Lung Ultrasound in the Critically Ill is a monograph by Daniel A. Lichtenstein, who is recognized as an international leader in lung ultrasound. Dr. Lichtenstein first introduced the “BLUE protocol” in a landmark article published in 2008 (Chest 2008; 134: 117-25). The “BLUE protocol” concept was expanded in a series of articles by the author and his colleagues and was rapidly adopted worldwide. The current book, subtitled “The BLUE Protocol”, comprehensively covers what the author and his collaborators previously published. Importantly, it further develops some of these concepts.

The book is divided into four parts (40 chapters total) and a glossary. It is richly illustrated in still images and 28 videos that are available online on the editor’s website (http://link.springer.com/book/10.1007/978-3-319-15371-1).

In part I, the author explains basic knobology, equipment requirements, and the basic principles of lung ultrasound. It includes a description of the various artefacts encountered when performing the BLUE protocol. Part II presents a more detailed approach to the BLUE protocol, with chapters dedicated to specific diagnoses such as pneumonia, pulmonary edema, chronic obstructive pulmonary disease and severe asthma, pulmonary embolism, and pneumothorax (chapters 23-27, respectively). In part III, the author describes the application of lung ultrasound in patients with acute respiratory distress syndrome (chapter 28). He also tries to raise awareness about the limitations and complications of using x-ray-based techniques (chapter 29). This section also proposes an approach to circulatory failure (chapter 30) and cardiac arrest (chapter 31). In part IV, the use of ultrasound in other fields is explored, including in neonatal medicine (chapter 32), outside the intensive care unit (chapter 33), and in other parts of the body such as the vasculature, optic nerves, and abdomen (chapter 34). In chapter 35, Dr. Lichtenstein presents the “Extended-BLUE Protocol”, which deals with more complex situations. The last chapters address issues such as equipment, training, resources, and the philosophy of bedside ultrasound.

Before reading it, the reader is advised to be aware of the glossary at the end of the book because many terms in the book are not commonly used in current anesthesiology and critical care practice in North America.
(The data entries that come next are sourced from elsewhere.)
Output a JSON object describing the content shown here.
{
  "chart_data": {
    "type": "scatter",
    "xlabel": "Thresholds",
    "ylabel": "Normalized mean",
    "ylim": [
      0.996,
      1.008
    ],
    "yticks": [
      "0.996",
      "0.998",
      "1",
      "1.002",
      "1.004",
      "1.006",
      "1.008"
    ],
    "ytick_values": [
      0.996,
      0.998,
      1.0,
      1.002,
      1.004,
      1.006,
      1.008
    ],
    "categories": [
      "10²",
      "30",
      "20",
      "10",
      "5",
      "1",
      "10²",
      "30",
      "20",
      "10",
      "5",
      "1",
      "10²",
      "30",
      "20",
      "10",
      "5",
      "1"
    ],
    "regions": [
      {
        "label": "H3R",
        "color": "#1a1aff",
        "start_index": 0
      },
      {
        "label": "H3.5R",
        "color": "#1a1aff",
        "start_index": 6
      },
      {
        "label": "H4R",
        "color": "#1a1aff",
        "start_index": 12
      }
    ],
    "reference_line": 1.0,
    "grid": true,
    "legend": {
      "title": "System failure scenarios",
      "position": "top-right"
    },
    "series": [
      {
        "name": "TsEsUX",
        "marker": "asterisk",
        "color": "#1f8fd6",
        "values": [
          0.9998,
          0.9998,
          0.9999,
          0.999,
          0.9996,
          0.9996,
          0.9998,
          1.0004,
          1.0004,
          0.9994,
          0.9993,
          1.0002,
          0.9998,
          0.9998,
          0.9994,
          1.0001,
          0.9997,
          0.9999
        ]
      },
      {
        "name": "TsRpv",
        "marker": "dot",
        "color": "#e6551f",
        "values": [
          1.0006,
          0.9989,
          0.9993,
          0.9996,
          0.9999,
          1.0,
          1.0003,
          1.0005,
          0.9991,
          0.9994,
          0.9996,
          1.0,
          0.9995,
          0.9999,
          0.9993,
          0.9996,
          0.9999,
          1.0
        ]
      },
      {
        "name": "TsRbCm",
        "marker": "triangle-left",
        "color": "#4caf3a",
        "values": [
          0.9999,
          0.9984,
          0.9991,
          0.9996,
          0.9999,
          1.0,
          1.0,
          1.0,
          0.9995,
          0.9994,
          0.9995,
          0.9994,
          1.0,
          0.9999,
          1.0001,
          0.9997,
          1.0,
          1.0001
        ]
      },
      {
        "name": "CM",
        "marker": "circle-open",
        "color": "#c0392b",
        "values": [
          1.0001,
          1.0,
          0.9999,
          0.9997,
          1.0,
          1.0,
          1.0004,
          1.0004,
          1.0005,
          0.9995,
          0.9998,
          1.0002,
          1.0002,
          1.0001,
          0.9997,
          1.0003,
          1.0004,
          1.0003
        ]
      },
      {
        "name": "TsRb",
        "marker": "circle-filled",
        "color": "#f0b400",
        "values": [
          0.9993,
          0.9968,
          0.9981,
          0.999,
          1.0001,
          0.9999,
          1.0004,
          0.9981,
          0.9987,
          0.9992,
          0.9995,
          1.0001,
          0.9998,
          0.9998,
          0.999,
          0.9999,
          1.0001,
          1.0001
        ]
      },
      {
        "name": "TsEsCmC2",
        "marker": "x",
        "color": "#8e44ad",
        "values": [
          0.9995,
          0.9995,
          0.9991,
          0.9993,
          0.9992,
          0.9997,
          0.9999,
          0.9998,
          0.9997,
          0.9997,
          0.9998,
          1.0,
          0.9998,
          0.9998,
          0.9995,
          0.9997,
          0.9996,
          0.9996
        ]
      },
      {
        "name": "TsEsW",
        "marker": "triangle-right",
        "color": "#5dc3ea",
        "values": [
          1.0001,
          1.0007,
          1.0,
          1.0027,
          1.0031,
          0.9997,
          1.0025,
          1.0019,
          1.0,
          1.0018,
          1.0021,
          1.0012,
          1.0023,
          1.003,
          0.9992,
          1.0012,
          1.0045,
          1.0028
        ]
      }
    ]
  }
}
Terms and acronyms such as LUCI, FALLS, HPE, and PIPE are not necessarily intuitive. Readers should also note that, aside from the BLUE protocol per se, none of the other proposed algorithms (e.g., SESAME, FALLS, E-BLUE) have yet to be formally validated. Dr. Lichtenstein is a strong proponent of the use of simple, dedicated, inexpensive machines for bedside ultrasound. Given the current prevalence of ultrasound systems in most modern intensive care units, we wished Dr. Lichtenstein had spent less time trying to convince the reader of the inferiority of their equipment and explain how to make the best use of it. Modalities such as Doppler are not covered or seen as essential for use in critically ill patients. In fact, he shuns most quantitative measurements. This approach has some merit as complexity does not necessarily equal efficacy or outcome. Over the years, we have witnessed technology miniaturization, improved image quality, and reduced cost in the field of bedside ultrasound. As a corollary, the Model T Ford could still be used today to take someone from point A to point B, but technological improvements are now available, such as the ability to heat or cool it or to enjoy a radio broadcast. Doppler, strain imaging, and three-dimensional echocardiography are now standard tools for evaluating the heart, with the potential to evaluate other organs as well, including the lung. They should be studied and compared to traditional modes of evaluation. As the author mentioned, however, the vast majority of critical diagnoses can be made with simple, low-cost equipment.

The book reflects the colossal experience of a dedicated physician evaluating the lungs with simple ultrasound technology. It is rich in practical points, clinical pearls, anecdotes, and historical and philosophical citations. It portrays a simple, qualitative approach to bedside ultrasound in the most commonly encountered clinical scenarios in the critically ill. Its unified and simple approach is one of the great strengths of the book but also one of its greatest weaknesses. In our opinion, however, the author chose to overlook more complex, well-validated measurements that could be helpful in practice. Moreover, the book tends to oversimplify complex situations.

Dr. Lichtenstein is one of the pioneers of bedside ultrasound. Hence, the book is also the history of three decades of personal struggle to advance bedside ultrasound to where it is today. For those who want to deepen their understanding of lung ultrasound and do not mind the sometimes verbose writing, Lung Ultrasound in the Critically Ill is a unique book which we believe will become an instant classic.